眺めていると、松山宛のプレゼントはチョコレートだけではないモノもついているようだ。
「おい・・・これって」
「あ〜、下着な。何故か多いんだよな〜。俺って下着ねえように見えるのかぁ?あはははは」
腰回りにいわゆる海外ブランドのロゴが眩しい(色はシックだ)、ブリーフなどが綺麗にラッピングされた紙の中から出てくる。
「トランクスじゃねえところがスゲエよな。俺、なんかのインタビューでコレしかはかねえとかいったことあったけなぁ・・・?」
「そーゆー問題じゃねえんじゃねエの・・・・。これ女からだよな?」
「ああ?そうだな。コレは埼玉のコらしい。あ、お前の地元じゃん」
「・・・・・・・・・」
「そうだ、日向コレ旨いぜ?」
松山が思い出したように、傍らにあった結構凝った作りの缶ケースから、ほれコレ、ときれいな包装紙にくるまったチョコレートを日向の手のひらの上に置いた。
「あのなー、中身が色々あってちょっと食べるの楽しみだぜ。ウィスキーとかクリームとか全部違うんだと」
日向は黙って手のひらのチョコレートを見る。
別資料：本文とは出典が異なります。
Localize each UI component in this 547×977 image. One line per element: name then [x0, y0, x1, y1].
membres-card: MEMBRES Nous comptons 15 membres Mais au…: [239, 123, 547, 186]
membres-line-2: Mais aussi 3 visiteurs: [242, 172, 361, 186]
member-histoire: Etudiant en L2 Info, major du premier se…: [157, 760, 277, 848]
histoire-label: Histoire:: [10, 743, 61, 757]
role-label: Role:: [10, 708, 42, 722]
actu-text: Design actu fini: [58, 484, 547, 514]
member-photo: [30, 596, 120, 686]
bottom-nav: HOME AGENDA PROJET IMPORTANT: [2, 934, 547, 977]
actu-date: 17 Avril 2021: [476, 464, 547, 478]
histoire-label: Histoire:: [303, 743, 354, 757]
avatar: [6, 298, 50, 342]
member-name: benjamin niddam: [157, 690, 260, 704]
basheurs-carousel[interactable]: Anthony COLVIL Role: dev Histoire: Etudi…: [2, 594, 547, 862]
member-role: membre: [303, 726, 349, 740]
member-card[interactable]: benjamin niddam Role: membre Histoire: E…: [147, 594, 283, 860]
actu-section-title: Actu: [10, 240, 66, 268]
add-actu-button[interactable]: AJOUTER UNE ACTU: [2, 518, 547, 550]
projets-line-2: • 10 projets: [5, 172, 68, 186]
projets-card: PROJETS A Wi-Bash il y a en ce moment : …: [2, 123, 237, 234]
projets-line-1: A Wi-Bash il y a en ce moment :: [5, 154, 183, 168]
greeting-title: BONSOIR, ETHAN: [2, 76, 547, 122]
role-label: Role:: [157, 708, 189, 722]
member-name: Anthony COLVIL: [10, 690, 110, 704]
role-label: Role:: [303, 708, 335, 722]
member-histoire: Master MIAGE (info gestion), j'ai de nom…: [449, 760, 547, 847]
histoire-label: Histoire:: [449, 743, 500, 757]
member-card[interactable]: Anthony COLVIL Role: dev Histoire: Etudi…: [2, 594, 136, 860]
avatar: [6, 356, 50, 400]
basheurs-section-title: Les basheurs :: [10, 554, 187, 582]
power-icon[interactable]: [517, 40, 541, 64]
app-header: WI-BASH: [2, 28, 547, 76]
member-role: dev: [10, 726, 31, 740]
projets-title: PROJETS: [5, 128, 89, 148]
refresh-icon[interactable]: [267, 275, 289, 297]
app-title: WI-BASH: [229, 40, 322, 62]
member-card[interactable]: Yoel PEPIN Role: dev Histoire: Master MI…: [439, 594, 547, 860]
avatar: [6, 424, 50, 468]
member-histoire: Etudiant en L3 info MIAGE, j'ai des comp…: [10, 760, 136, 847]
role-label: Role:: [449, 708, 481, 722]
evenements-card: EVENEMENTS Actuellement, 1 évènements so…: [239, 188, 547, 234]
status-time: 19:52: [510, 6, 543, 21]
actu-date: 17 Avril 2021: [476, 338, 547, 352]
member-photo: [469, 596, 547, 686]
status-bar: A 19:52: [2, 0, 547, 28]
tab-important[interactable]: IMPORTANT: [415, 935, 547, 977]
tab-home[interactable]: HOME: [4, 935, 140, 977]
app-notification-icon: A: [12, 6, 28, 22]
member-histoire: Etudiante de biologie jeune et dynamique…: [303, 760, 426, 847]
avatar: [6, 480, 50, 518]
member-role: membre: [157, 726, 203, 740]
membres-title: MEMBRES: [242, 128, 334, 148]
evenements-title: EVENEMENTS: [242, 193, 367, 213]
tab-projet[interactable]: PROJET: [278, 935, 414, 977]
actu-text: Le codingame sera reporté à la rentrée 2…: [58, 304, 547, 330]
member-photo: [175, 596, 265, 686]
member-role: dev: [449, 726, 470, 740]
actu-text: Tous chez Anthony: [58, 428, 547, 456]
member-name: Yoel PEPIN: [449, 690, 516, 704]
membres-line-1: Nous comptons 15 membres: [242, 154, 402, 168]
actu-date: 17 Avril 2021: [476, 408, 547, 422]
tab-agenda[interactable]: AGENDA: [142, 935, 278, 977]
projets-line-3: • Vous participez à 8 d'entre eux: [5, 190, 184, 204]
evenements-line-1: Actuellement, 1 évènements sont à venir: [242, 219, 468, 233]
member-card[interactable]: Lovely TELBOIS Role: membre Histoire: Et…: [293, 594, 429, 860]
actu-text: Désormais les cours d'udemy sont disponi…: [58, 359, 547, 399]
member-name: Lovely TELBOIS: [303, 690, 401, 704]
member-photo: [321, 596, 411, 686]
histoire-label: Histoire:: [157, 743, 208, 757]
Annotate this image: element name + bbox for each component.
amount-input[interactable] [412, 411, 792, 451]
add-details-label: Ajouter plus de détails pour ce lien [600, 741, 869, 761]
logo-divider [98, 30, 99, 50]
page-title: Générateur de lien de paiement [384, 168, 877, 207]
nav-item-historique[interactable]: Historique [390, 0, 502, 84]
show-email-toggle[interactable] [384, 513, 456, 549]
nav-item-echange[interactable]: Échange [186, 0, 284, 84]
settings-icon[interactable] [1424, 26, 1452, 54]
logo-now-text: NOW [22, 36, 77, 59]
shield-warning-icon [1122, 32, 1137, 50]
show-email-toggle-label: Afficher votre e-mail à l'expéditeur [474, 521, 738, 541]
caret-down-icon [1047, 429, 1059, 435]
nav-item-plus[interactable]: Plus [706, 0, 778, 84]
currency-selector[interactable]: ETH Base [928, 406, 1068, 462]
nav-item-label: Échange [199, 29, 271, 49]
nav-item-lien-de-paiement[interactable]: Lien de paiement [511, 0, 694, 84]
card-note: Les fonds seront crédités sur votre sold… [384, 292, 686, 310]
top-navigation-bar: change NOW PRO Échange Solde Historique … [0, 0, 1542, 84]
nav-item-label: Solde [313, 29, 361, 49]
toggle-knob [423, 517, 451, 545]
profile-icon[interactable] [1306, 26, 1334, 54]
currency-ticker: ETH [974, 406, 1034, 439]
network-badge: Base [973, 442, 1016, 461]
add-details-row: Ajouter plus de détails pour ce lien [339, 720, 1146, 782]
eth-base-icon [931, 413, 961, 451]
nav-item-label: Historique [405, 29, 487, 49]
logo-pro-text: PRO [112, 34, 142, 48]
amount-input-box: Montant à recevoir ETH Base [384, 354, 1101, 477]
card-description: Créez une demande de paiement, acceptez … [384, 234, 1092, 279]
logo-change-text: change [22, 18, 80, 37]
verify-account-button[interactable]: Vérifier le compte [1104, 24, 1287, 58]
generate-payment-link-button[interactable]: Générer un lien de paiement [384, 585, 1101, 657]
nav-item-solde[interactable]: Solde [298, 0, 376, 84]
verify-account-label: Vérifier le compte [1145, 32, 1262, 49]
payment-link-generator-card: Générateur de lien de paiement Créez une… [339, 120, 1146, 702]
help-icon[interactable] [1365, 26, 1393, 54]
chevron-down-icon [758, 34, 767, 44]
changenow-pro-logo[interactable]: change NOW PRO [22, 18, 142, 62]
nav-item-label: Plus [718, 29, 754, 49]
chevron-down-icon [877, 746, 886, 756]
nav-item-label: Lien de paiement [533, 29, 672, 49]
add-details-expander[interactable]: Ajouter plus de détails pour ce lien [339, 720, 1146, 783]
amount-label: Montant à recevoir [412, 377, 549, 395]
それからじっと松山を見る。
「コレって誰かのヤツ開けたのか?いくら俺もお前からチョコ欲しいとかいっても、これはあんまりじゃねえの?」
「・・・・まだそんなこといってんのかよ」
「男の純情を踏みにじるんじゃねえ!」
「ったくウルセエな!!どーでもいいから食えよ!!」
「松山は俺のコト、好きじゃねえんだ・・・・・。俺はこんなに好きなのに・・・・」
全く五月蝿くてかなわん、というように松山は大きな溜息をついた。
恨み言を吐きながらも、日向は手もとのチョコレートを口の中に放り込んだ。
「お前が食ってるやつの中身はなんだ?」
そう松山に尋ねられて、日向が俺の?という風に自分の口を指し示す。
えっとな〜と、言いながら口をモゴモゴさせる日向の頬に手が添えられると、松山の唇が重なった。
「────────────ストロベリークリームだな」
ゆっくりと唇を離して、松山がいう。
想っても見なかった松山の行動に、日向は固まっている。
「なんだよ・・・。この程度ならいつもお前がやってることだろ!」
ぷいっと、少し頬を赤らめながら顔を背ける松山に、日向の鬱々とした思いは一気に吹き飛んだ。